Note that further down the page it says that I am, in fact, logged in. Regardless of what I did, including logging out and back in, and a forced refresh (control-F5), I would get this message, and then only on certain stories. Then, one day, completely by accident, I used a browser without any JavaScript or ad blocking (it was Internet Explorer, which I use only by accident), and stories that had previously been showing the above error were showing fine.  I tried with Firefox again, and the very same story I’d just been viewing was still being blocked.

It turns out that sacbee.com also uses Double Click, and it appears that either Double Click or their clients (in this case, sacbee.com) are “pulling an Ars” and refusing content to browsers with ad blocking.  I was able to confirm this by turning off the ad blocking and JavaScript blocking software in Firefox, and the previously blocked article suddenly started appearing.

I’m willing to work with sites and whitelist them if their ads are relevant and not distracting, but don’t expect me to start practicing unsafe browsing practices just so I can see your ads. There are some newspaper sites (ahem) that trigger XSS (Cross-site scripting) alerts when JavaScript blocking is turned off. That is a security risk, and I’m not willing to allow that risk just to see ads. If the Sacramento Bee, or any other site serving potential malware, doesn’t want me viewing their pages unless I allow my malware defenses to be lowered, then I won’t view their pages.

Aside from showing advertising in dissimilar media, I don’t like advertisements that slow down page loads. The next time you find yourself waiting for  a page to complete downloading, look at your browser’s status bar, and see if it’s waiting on an advertiser. I find that most page “hangs” are due to advertisements. Having content blocked by waiting on a overloaded ad server is infuriating, even more so if you’re being told it’s bad to block ads.

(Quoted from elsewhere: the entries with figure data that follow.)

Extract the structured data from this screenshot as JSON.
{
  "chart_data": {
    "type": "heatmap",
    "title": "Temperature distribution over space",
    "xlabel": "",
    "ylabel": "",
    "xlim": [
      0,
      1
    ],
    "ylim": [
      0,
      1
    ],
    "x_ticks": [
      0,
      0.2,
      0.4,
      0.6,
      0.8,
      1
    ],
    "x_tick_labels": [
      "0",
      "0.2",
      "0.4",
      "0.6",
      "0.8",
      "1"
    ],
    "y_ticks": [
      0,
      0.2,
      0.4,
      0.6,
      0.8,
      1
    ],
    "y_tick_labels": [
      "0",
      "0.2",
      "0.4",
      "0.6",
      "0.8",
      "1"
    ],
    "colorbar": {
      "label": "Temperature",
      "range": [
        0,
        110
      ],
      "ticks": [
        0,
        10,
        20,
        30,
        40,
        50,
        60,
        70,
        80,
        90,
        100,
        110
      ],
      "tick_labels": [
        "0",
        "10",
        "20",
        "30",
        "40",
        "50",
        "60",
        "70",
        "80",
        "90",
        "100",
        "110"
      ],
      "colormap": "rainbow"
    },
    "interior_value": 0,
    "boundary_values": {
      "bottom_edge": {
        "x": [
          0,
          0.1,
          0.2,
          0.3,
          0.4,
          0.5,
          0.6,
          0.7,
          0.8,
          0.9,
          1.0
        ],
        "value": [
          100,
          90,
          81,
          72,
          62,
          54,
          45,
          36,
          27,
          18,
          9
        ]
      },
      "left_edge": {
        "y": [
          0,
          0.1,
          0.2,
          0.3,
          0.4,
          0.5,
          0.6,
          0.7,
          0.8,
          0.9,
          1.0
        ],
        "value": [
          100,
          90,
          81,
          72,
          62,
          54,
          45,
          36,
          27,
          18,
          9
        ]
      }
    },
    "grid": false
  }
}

I certainly want the sites I use and enjoy to continue producing content and services, and if that means viewing advertisements, I’m all for it as long as my guidelines are met. Ars appears to be meeting those guidelines (for the most part), so I’m willing to help them out. A great example of how I believe advertising should be done can be found at Instapaper. Instapaper is an offline web reader that offers excellent Kindle integration, and I find it an invaluable resource. Instapaper displays a single, small, relevant ad, served by The Deck, an advertising company I find to be reputable (check out their web site to understand what I mean by ‘reputable’). Any site thinking of using advertising should look to Instapaper (or any of The Deck advertising clients) as an example.